Chicago Restaurant, Bar 'Gun-Free Zone' Proposal Approved By City Council Committee


Updated story

In the wake of the state's new concealed carry law being approved earlier this year, a plan that would require all bars and restaurants in Chicago that serve alcohol to post "gun-free zone" signs on their premises was advanced Friday by a City Council committee.

The proposal, sponsored by Alds. Ed Burke (14th) and Brendan Reilly (42nd), would allow restaurants that serve alcohol the option to ban concealed firearms, ABC Chicago reports. Per the terms of the Illinois concealed carry law approved this summer, guns are already prohibited from bars and any restaurants that get more than 50 percent of their business from alcohol sales.

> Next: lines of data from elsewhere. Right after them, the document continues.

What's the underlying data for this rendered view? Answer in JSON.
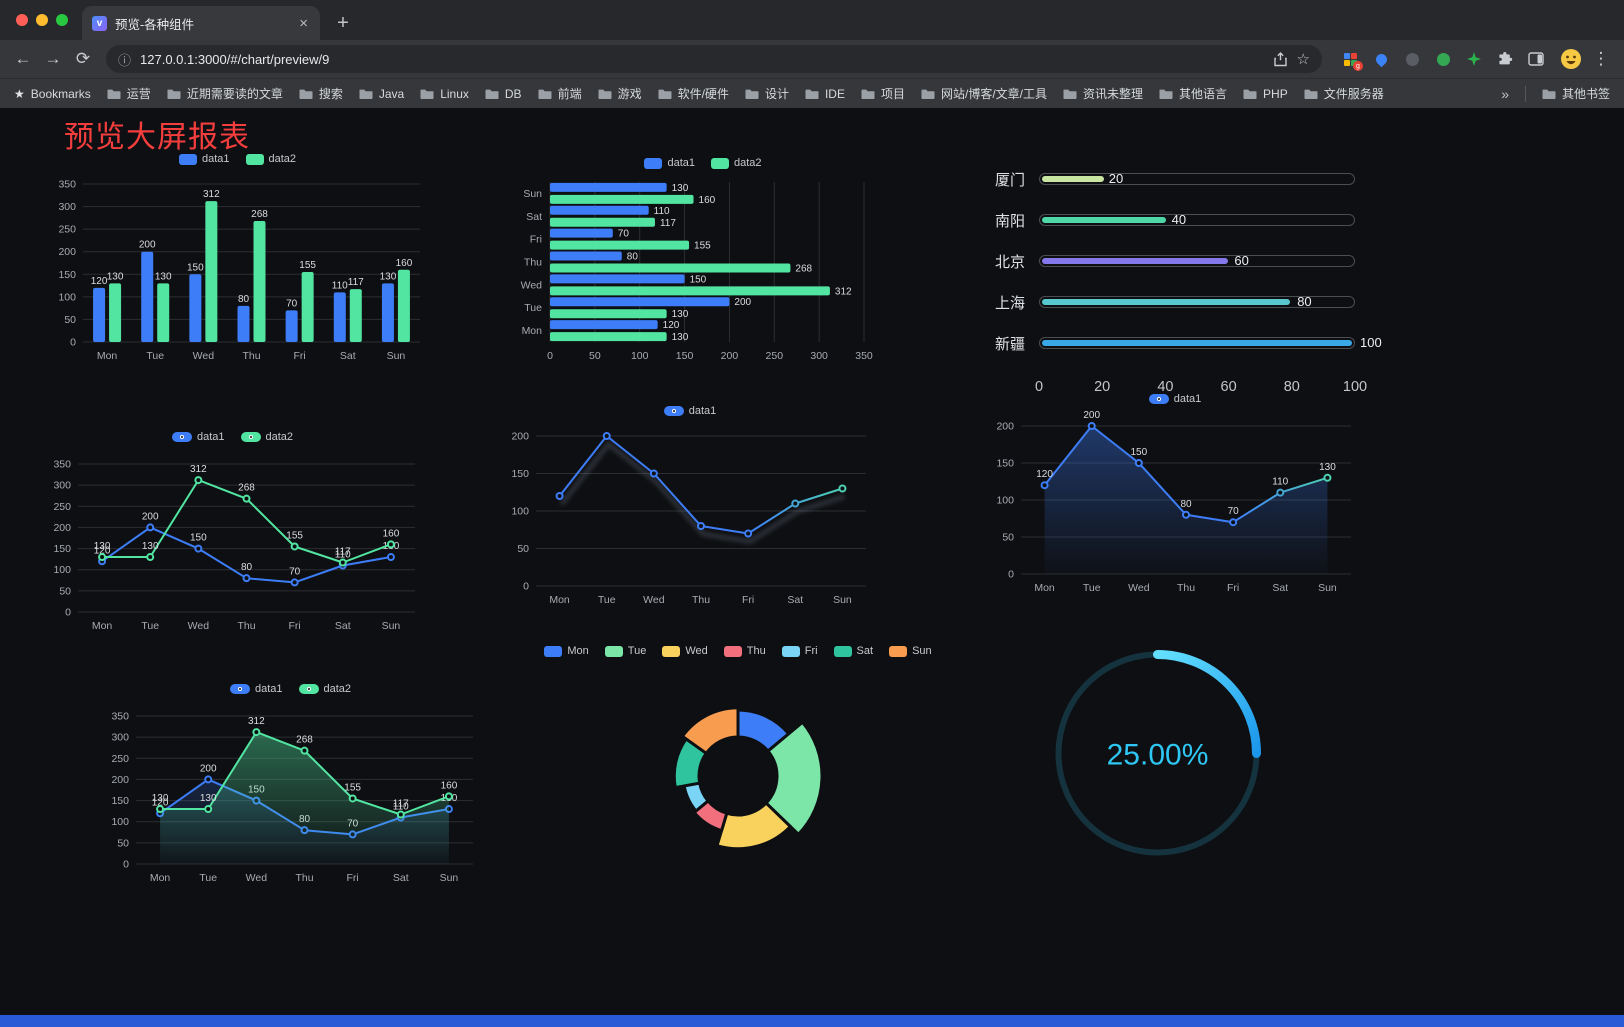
{
  "browser": {
    "tab_title": "预览-各种组件",
    "url": "127.0.0.1:3000/#/chart/preview/9",
    "bookmarks_label": "Bookmarks",
    "bookmarks": [
      "运营",
      "近期需要读的文章",
      "搜索",
      "Java",
      "Linux",
      "DB",
      "前端",
      "游戏",
      "软件/硬件",
      "设计",
      "IDE",
      "项目",
      "网站/博客/文章/工具",
      "资讯未整理",
      "其他语言",
      "PHP",
      "文件服务器"
    ],
    "overflow_chevron": "»",
    "other_bookmarks": "其他书签"
  },
  "page": {
    "title": "预览大屏报表",
    "title_color": "#F43E3E",
    "background": "#0E0F12",
    "footer_color": "#2A5BD7"
  },
  "chart_data": [
    {
      "id": "bar-grouped",
      "type": "bar",
      "categories": [
        "Mon",
        "Tue",
        "Wed",
        "Thu",
        "Fri",
        "Sat",
        "Sun"
      ],
      "series": [
        {
          "name": "data1",
          "color": "#3D7EF8",
          "values": [
            120,
            200,
            150,
            80,
            70,
            110,
            130
          ]
        },
        {
          "name": "data2",
          "color": "#52E5A2",
          "values": [
            130,
            130,
            312,
            268,
            155,
            117,
            160
          ]
        }
      ],
      "ylim": [
        0,
        350
      ],
      "ystep": 50,
      "value_labels": true,
      "legend_position": "top",
      "grid": true
    },
    {
      "id": "bar-horizontal",
      "type": "hbar",
      "categories": [
        "Mon",
        "Tue",
        "Wed",
        "Thu",
        "Fri",
        "Sat",
        "Sun"
      ],
      "series": [
        {
          "name": "data1",
          "color": "#3D7EF8",
          "values": [
            120,
            200,
            150,
            80,
            70,
            110,
            130
          ]
        },
        {
          "name": "data2",
          "color": "#52E5A2",
          "values": [
            130,
            130,
            312,
            268,
            155,
            117,
            160
          ]
        }
      ],
      "xlim": [
        0,
        350
      ],
      "xstep": 50,
      "value_labels": true,
      "legend_position": "top",
      "grid": true
    },
    {
      "id": "progress-bars",
      "type": "progress",
      "max": 100,
      "items": [
        {
          "label": "厦门",
          "value": 20,
          "color": "#C9E6A2"
        },
        {
          "label": "南阳",
          "value": 40,
          "color": "#4FD7A8"
        },
        {
          "label": "北京",
          "value": 60,
          "color": "#8478EA"
        },
        {
          "label": "上海",
          "value": 80,
          "color": "#58C8CE"
        },
        {
          "label": "新疆",
          "value": 100,
          "color": "#3AA8E8"
        }
      ],
      "axis_ticks": [
        0,
        20,
        40,
        60,
        80,
        100
      ]
    },
    {
      "id": "line-two-series",
      "type": "line",
      "categories": [
        "Mon",
        "Tue",
        "Wed",
        "Thu",
        "Fri",
        "Sat",
        "Sun"
      ],
      "series": [
        {
          "name": "data1",
          "color": "#3D7EF8",
          "values": [
            120,
            200,
            150,
            80,
            70,
            110,
            130
          ]
        },
        {
          "name": "data2",
          "color": "#52E5A2",
          "values": [
            130,
            130,
            312,
            268,
            155,
            117,
            160
          ]
        }
      ],
      "ylim": [
        0,
        350
      ],
      "ystep": 50,
      "value_labels": true,
      "legend_position": "top",
      "grid": true
    },
    {
      "id": "line-gradient",
      "type": "line",
      "glow": true,
      "categories": [
        "Mon",
        "Tue",
        "Wed",
        "Thu",
        "Fri",
        "Sat",
        "Sun"
      ],
      "series": [
        {
          "name": "data1",
          "color": "#3D7EF8",
          "gradient_to": "#52E5A2",
          "values": [
            120,
            200,
            150,
            80,
            70,
            110,
            130
          ]
        }
      ],
      "ylim": [
        0,
        200
      ],
      "ystep": 50,
      "value_labels": false,
      "legend_position": "top",
      "grid": true
    },
    {
      "id": "line-area",
      "type": "line",
      "categories": [
        "Mon",
        "Tue",
        "Wed",
        "Thu",
        "Fri",
        "Sat",
        "Sun"
      ],
      "series": [
        {
          "name": "data1",
          "color": "#3D7EF8",
          "gradient_to": "#52E5A2",
          "area": true,
          "area_opacity": 0.38,
          "values": [
            120,
            200,
            150,
            80,
            70,
            110,
            130
          ]
        }
      ],
      "ylim": [
        0,
        200
      ],
      "ystep": 50,
      "value_labels": true,
      "legend_position": "top",
      "grid": true
    },
    {
      "id": "line-two-area",
      "type": "line",
      "categories": [
        "Mon",
        "Tue",
        "Wed",
        "Thu",
        "Fri",
        "Sat",
        "Sun"
      ],
      "series": [
        {
          "name": "data1",
          "color": "#3D7EF8",
          "area": true,
          "area_opacity": 0.2,
          "values": [
            120,
            200,
            150,
            80,
            70,
            110,
            130
          ]
        },
        {
          "name": "data2",
          "color": "#52E5A2",
          "area": true,
          "area_opacity": 0.42,
          "values": [
            130,
            130,
            312,
            268,
            155,
            117,
            160
          ]
        }
      ],
      "ylim": [
        0,
        350
      ],
      "ystep": 50,
      "value_labels": true,
      "legend_position": "top",
      "grid": true
    },
    {
      "id": "rose-doughnut",
      "type": "rose",
      "legend_position": "top",
      "items": [
        {
          "name": "Mon",
          "value": 120,
          "color": "#3D7EF8"
        },
        {
          "name": "Tue",
          "value": 200,
          "color": "#7BE6A8"
        },
        {
          "name": "Wed",
          "value": 150,
          "color": "#F8D25C"
        },
        {
          "name": "Thu",
          "value": 80,
          "color": "#F2707E"
        },
        {
          "name": "Fri",
          "value": 70,
          "color": "#79D4F5"
        },
        {
          "name": "Sat",
          "value": 110,
          "color": "#2FC39E"
        },
        {
          "name": "Sun",
          "value": 130,
          "color": "#F89C50"
        }
      ]
    },
    {
      "id": "gauge-progress",
      "type": "gauge",
      "value": 25,
      "display": "25.00%",
      "colors": [
        "#63E0FF",
        "#1B96EC"
      ],
      "track_color": "#14333E",
      "text_color": "#2EC6F2"
    }
  ]
}
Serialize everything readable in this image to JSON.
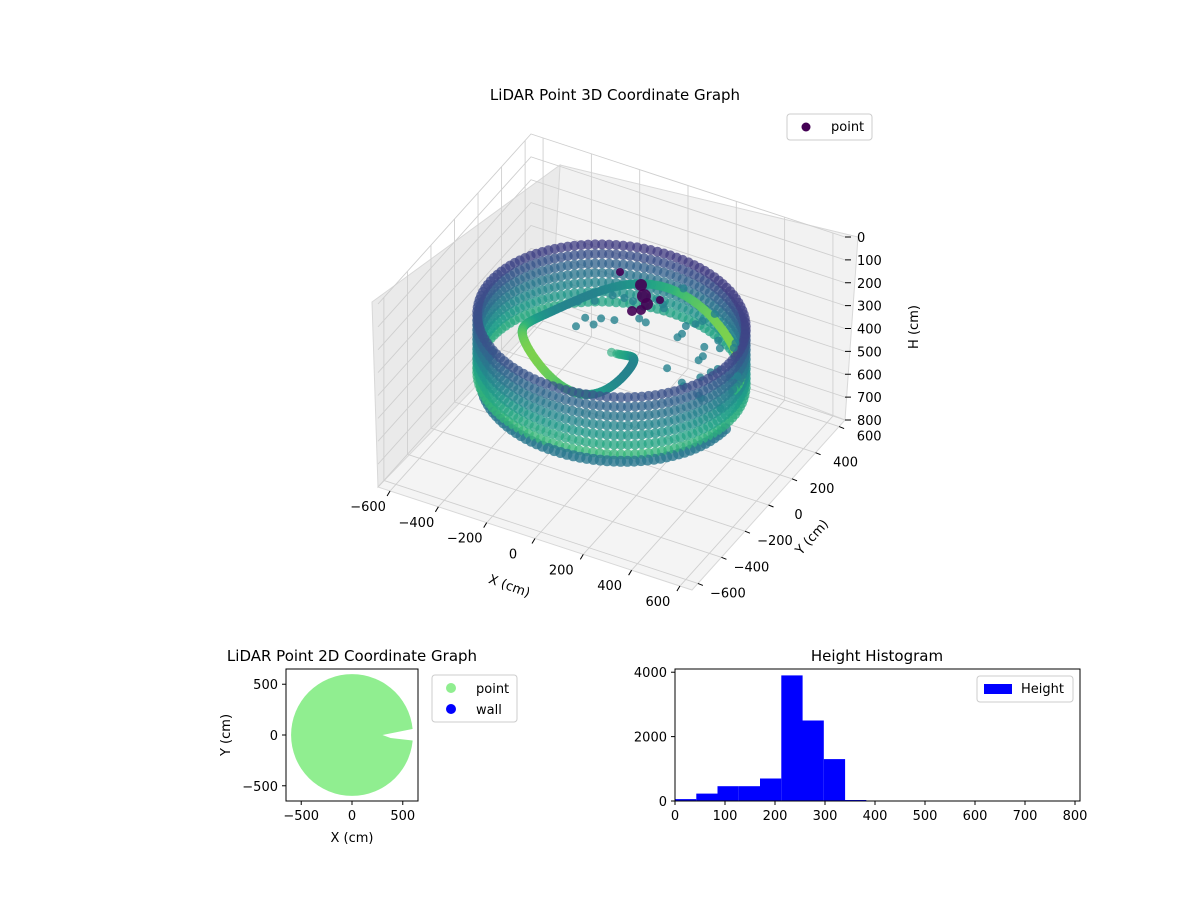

According to DNAinfo Chicago's Ted Cox, the committee approved the proposal.

"Simply put, booze and bullets don’t mix," Burke said in a statement on the proposal, CBS Chicago reports.

The plan would still allow retired or current law enforcement officers and the property's owner or tenant to carry, according to WGN. Liquor stores or other businesses that sell just packaged liquor are also exempt from the proposal.

If a business is found to be not in line with the proposal, they would lose their liquor license.

Calling the mix of guns and alcohol a "prescription for violence and disaster," Gov. Pat Quinn had previously pushed to amend the state's concealed carry bill to include a ban on guns inside any establishment that sells alcohol, but the state legislature overrode his changes.

The plan will next head to the full City Council for their approval.